Il mancato pagamento dell’assegno bancario o postale, che risulti scoperto o non venga accettato allo sportello per irregolarità del titolo, consente al creditore rimasto insoddisfatto di “protestarlo”.
La levata del protesto è la procedura con cui il pubblico ufficiale – notaio o ufficiale giudiziario o addetto comunale – attesta il mancato pagamento dell’assegno; deve essere richiesta ed effettuata entro 8 giorni dalla presentazione dell’assegno, se questo è pagabile nello stesso Comune, termine che si allunga per le ipotesi di pagamento al di fuori del Comune del debitore.
REGISTRO DEI PROTESTI E RIABILITAZIONE
I protesti devono essere trasmessi alla Camera di Commercio, che provvede mensilmente a pubblicarli nel Registro informatico dei protesti; il soggetto protestato, inoltre, viene iscritto presso la C.A.I., ossia la Centrale di Allarme Interbancaria, atto che comporta l’impossibilità di emettere assegni per un periodo di 6 mesi.
Una volta protestato l’assegno, il creditore della somma non pagata può ricorrere al giudice ed ottenere un titolo esecutivo per soddisfarsi sui beni del debitore; se il debitore protestato paga il creditore, prima o dopo l’instaurazione del giudizio, egli ha diritto ad ottenere la riabilitazione.
Per ottenere il provvedimento di riabilitazione il soggetto protestato, dopo 1 anno dal giorno della levata del protesto, deve presentare un’istanza in Tribunale; una volta ottenuto il provvedimento, potrà ottenere la cancellazione dal registro informatico protesti.
IRREGOLARITA’ DEL TITOLO: LA FIRMA ILLEGGIBILE
Tra i motivi che consentono la levata del protesto, oltre alla mancanza di copertura finanziaria, vi sono anche le irregolarità del titolo, come il furto o lo smarrimento dell’assegno, oppure irregolarità della firma, ad esempio quando sull’assegno sia stata apposta una firma illeggibile e non rispondente allo specimen depositato in banca, oppure la firma sia stata apposta da persona diversa dal titolare del conto bancario.

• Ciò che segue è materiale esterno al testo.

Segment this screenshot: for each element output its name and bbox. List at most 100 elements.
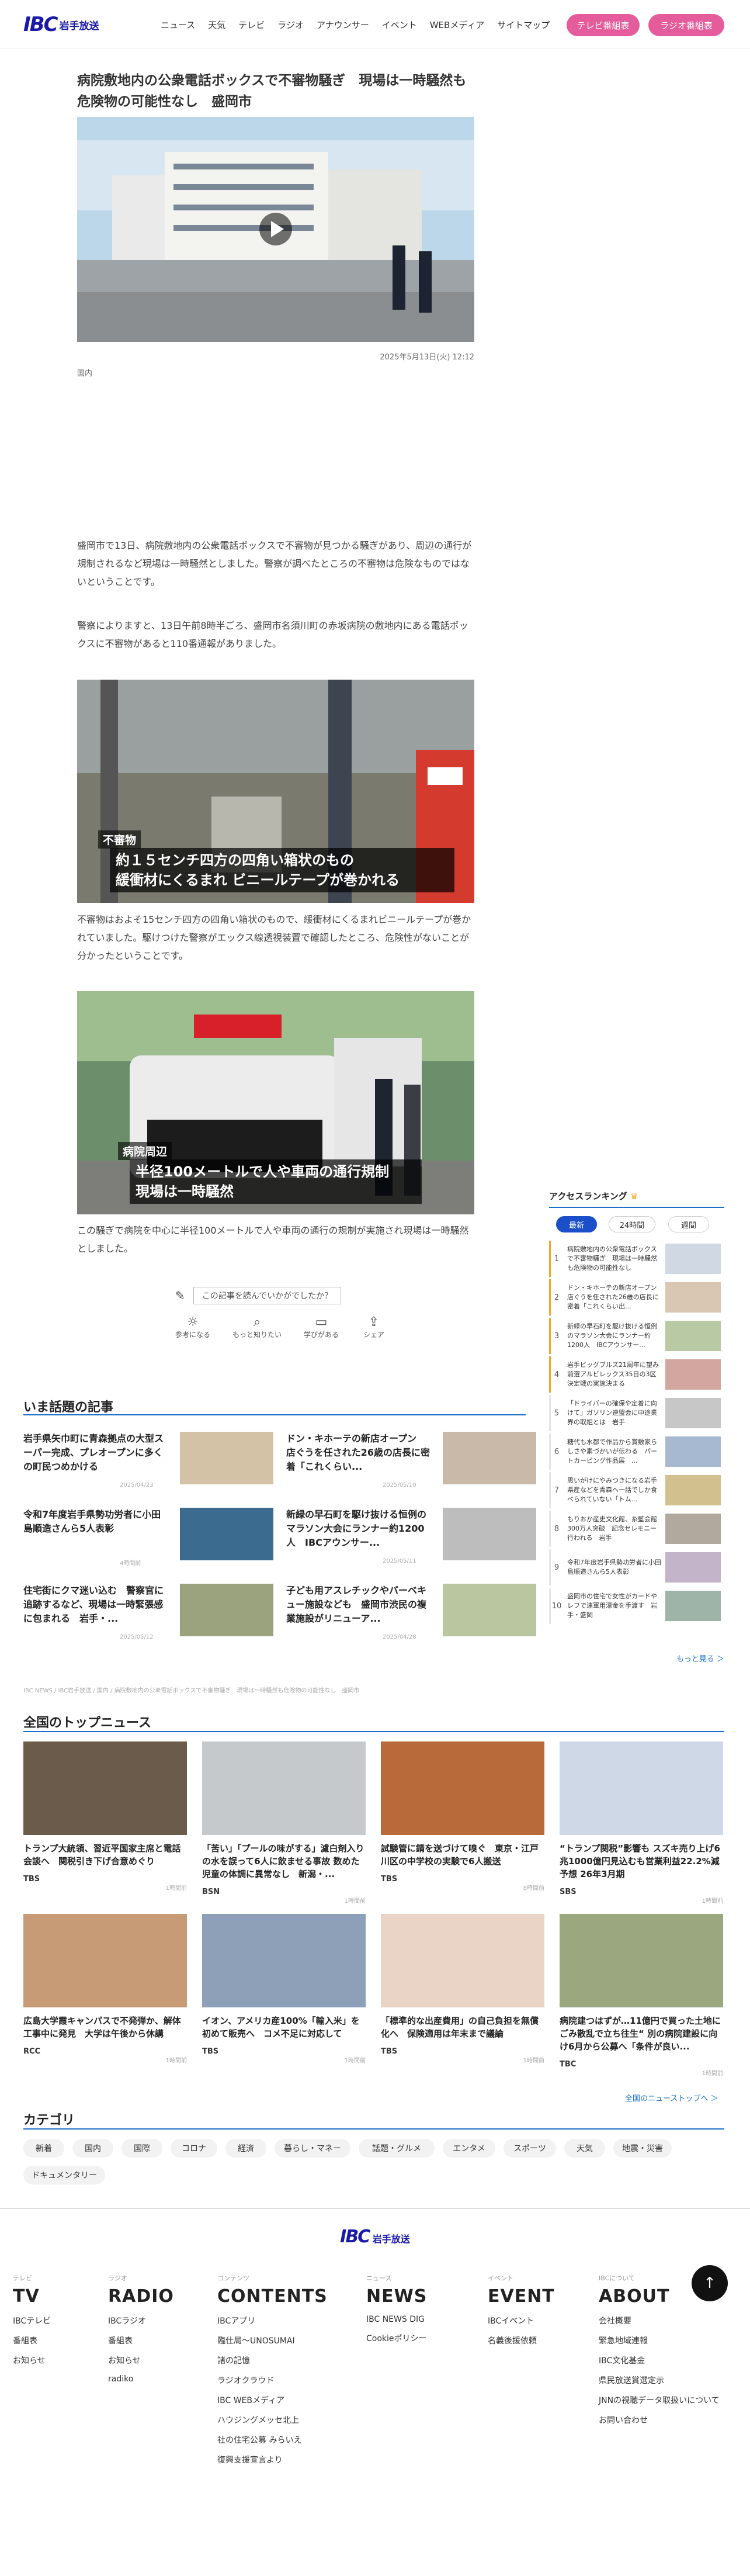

Riguardo a tali ultime due ipotesi la Corte di Cassazione, con l’ordinanza n. 19487/2018, ha distinto le modalità e gli effetti del protesto; infatti, nel caso in cui la firma di traenza indichi un nome completamente diverso dal titolare del conto corrente, tale che non sia possibile ingenerare nella banca trattaria il dubbio dell'apparente riferibilità dell'assegno al predetto titolare, non vi è ragione di elevare il protesto a suo nome, giacché è sufficiente, al fine di conservare l'azione contro gli obbligati, che il protesto sia levato a nome di colui che risulta aver emesso l'assegno, non essendovi neppure interesse a conoscere il nome del titolare del conto su cui l'assegno è tratto, né la sua solvibilità.
FIRMA DIVERSA DALLO SPECIMEN
Nella diversa ipotesi di firma apposta sull'assegno interamente o parzialmente illeggibile, diversa dallo specimen depositato in banca, non potendosi ritenere con probabile certezza che il soggetto che abbia firmato l'assegno sia diverso dal titolare del conto - in forza di altri elementi emergenti dallo stesso assegno e in ragione dell'obbligo di custodia degli assegni gravante sul titolare del conto - il protesto può essere elevato a nome dell'intestatario del conto.
E, ciò, soprattutto se non è stato denunziato lo smarrimento o il furto del titolo, come nel caso sottoposto al vaglio della Suprema Corte nella sentenza citata, in cui il ricorrente, legale rappresentante di una società, si era visto protestare un assegno pur sostenendo di non averlo mai firmato.
CIRCOLARE MINISTERIALE
Nel rigettare il ricorso, i giudici di legittimità richiamano, tra l’altro, la circolare del Ministero dell'Industria n. 3512/C, che, nell'ipotesi di firma illeggibile o parzialmente illeggibile diversa dallo specimen depositato in banca, in assenza di denuncia di smarrimento e di furto, stabilisce che gli Uffici periferici della CCIAA devono provvedere alla pubblicazione del protesto “con il codice 32” e con la dizione "assegno recante una firma di traenza illeggibile e non corrispondente allo specimen depositato in banca".